En se référant à la sécurité humaine, la résolution de l'ONU souligne la moderne aspiration à l'égalité des droits et des opportunités, sachant bien que les sociétés exercent leur fonction de protection des citoyens de façon très inégale. Elles assurent, en effet, un excès de protection à ceux qui sont au sommet des pyramides sociales et une protection aléatoire, insuffisante ou inexistante à ceux qui sont en bas.

Ce faisant, elles révèlent non seulement les idéologies sélectives et les dynamiques d'exclusion qui les fondent, mais aussi la distorsion des forces de la solidarité qui animent toute société d'êtres vivants. On oublie souvent, en effet, que ces forces, avant d'être de nature culturelle, éthique et politique, sont inscrites dans les lois de la nature, habitent les patrimoines génétiques des êtres vivants et les poussent à vivre en société pour mieux se protéger des innombrables dangers contenus dans l'environnement et pour mieux satisfaire leurs besoins.

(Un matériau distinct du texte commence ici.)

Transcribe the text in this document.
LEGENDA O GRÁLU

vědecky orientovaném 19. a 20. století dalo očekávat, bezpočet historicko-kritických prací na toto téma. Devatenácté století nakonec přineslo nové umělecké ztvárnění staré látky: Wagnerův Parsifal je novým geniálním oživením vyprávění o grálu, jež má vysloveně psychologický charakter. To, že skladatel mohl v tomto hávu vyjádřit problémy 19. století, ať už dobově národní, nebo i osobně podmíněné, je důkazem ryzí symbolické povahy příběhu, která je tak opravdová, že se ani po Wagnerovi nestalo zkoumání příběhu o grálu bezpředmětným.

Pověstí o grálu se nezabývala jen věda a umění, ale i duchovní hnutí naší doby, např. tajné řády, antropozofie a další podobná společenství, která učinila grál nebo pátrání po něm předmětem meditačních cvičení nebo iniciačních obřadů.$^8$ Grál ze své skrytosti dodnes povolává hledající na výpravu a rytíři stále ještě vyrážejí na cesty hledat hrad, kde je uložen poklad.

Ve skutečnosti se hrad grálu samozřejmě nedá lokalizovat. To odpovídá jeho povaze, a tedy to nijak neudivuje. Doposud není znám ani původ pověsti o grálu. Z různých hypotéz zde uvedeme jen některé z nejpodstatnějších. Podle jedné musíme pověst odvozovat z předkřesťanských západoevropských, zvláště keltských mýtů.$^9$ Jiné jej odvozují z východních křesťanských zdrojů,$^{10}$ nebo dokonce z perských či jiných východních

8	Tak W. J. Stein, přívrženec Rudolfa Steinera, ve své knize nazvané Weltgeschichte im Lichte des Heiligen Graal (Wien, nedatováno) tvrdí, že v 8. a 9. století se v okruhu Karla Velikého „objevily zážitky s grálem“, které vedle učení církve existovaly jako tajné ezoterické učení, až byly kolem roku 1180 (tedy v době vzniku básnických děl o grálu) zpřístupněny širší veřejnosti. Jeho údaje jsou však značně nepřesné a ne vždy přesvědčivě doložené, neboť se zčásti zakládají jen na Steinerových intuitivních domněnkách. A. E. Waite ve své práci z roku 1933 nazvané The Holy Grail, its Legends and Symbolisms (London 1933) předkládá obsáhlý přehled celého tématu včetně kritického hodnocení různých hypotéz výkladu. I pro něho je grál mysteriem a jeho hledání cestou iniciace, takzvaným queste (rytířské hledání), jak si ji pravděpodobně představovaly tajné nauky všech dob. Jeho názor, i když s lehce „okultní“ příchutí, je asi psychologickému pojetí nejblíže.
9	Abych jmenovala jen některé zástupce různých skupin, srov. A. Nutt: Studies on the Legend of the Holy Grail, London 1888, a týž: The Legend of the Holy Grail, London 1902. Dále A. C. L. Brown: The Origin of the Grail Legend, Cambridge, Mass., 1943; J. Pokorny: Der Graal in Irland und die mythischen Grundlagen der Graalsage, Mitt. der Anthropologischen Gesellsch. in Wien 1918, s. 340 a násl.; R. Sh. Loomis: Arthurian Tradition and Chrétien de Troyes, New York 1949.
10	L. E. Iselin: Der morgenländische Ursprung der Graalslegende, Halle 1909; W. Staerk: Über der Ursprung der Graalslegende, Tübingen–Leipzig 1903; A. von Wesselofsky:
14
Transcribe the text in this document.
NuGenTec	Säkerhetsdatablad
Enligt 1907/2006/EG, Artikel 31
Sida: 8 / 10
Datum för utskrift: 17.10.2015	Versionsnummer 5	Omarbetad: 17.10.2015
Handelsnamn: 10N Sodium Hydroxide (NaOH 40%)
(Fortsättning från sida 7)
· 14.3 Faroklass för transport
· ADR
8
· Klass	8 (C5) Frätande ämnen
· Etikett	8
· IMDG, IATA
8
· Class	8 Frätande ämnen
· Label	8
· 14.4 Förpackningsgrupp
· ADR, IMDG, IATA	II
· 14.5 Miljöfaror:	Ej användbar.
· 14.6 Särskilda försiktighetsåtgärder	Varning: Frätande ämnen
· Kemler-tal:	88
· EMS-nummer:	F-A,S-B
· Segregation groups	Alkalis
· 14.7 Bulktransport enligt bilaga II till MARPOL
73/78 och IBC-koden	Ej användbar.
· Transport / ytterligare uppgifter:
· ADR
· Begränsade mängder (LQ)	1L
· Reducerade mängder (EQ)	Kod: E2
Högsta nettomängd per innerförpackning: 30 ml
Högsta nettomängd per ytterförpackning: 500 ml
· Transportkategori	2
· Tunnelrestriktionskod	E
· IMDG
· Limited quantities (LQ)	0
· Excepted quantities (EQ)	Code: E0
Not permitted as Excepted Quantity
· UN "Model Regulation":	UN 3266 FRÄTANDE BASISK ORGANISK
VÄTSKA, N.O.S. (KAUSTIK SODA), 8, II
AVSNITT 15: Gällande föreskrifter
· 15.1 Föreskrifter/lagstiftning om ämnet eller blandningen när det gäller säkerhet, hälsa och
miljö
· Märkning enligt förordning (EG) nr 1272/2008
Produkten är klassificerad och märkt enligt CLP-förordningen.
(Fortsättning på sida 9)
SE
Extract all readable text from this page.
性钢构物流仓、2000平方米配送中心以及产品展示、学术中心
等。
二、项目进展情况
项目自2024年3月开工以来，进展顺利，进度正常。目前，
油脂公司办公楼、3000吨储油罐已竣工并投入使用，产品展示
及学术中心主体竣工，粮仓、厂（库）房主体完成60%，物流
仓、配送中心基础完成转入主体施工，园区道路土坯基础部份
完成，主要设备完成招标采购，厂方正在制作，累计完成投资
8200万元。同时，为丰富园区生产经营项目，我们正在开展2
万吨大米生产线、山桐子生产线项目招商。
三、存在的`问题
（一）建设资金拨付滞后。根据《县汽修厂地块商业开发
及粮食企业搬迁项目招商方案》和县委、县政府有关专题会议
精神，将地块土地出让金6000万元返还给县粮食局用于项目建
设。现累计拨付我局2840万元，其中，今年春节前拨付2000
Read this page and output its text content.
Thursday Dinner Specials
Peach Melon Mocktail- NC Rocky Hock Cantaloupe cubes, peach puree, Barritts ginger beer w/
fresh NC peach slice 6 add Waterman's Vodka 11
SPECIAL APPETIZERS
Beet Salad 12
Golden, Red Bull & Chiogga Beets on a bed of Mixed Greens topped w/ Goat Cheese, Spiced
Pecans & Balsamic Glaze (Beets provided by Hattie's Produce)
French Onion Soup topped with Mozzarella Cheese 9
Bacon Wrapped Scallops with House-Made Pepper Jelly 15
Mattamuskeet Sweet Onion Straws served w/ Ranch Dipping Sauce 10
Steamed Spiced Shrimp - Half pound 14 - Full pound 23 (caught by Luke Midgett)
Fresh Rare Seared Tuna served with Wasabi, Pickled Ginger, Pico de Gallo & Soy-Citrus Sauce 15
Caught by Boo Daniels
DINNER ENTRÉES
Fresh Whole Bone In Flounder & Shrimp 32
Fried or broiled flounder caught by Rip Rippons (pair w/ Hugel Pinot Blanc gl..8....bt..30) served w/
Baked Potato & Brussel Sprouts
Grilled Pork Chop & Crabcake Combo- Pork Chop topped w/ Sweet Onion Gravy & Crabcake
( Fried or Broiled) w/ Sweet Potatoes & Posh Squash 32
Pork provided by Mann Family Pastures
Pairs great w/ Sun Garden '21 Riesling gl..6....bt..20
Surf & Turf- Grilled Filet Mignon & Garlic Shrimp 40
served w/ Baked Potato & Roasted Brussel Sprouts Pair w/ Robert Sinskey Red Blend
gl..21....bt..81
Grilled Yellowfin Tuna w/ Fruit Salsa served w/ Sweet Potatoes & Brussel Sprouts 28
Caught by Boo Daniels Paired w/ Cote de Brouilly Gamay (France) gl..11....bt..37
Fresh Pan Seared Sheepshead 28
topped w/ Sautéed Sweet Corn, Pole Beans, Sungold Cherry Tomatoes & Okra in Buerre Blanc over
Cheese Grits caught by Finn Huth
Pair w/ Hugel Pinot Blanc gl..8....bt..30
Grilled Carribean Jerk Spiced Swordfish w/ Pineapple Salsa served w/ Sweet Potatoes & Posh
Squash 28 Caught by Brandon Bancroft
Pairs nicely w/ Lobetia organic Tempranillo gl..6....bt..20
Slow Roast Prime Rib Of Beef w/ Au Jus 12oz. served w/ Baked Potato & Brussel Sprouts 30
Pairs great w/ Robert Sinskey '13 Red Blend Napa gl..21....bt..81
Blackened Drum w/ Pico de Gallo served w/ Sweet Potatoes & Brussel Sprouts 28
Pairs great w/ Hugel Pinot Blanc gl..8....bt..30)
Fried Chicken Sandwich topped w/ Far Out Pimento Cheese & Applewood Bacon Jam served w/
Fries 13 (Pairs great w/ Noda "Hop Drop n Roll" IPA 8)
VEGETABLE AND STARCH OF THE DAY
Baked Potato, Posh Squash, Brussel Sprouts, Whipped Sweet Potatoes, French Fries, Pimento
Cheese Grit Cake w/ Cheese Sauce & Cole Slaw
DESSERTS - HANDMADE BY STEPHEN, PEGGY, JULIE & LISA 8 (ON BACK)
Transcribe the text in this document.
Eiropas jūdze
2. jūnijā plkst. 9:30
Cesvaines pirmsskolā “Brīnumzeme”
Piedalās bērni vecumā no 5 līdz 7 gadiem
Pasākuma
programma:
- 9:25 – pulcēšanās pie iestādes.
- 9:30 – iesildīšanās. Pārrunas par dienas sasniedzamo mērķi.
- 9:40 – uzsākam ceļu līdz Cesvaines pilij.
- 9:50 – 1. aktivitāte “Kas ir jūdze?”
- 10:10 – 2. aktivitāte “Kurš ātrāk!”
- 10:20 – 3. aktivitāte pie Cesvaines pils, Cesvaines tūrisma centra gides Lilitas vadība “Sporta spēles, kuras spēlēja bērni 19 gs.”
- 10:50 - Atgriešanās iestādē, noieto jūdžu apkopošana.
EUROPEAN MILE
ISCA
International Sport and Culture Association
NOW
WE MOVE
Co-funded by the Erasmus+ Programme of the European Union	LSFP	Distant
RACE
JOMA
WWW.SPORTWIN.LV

Ceci vaut aussi bien pour les humains que pour les abeilles, les fourmis, les thons ou les singes. Les comportements des uns sont en grande partie complémentaires à ceux des autres et, ensemble, rendent possible et favorisent la survie, le bien être et la sécurité des individus et de l'espèce. Les forces de la solidarité biologique (ou naturelle) poussent chacun à assumer telle ou telle autre fonction dans le système de dépendances réciproques qui sert à assurer le bien commun des individus organisés. En somme, la solidarité naturelle précède et fonde tous les types de solidarité culturelle et rend aussi possible devenir les individus uniques et créatifs que nous aimons être.

Dans les sociétés plus petites, où les humains ont vécu pour les premiers deux millions d'années après que la pensée créative ait appris à changer les lois de la nature, les sentiments de solidarité, enracinés dans les patrimoines génétiques des individus, unissaient également tous les membres des sociétés et étaient certainement plus forts que les sentiments égoïstes. Les individus qui mettaient en danger la société par leurs anomalies de comportement pouvaient être expulsés pour sauver le bien commun.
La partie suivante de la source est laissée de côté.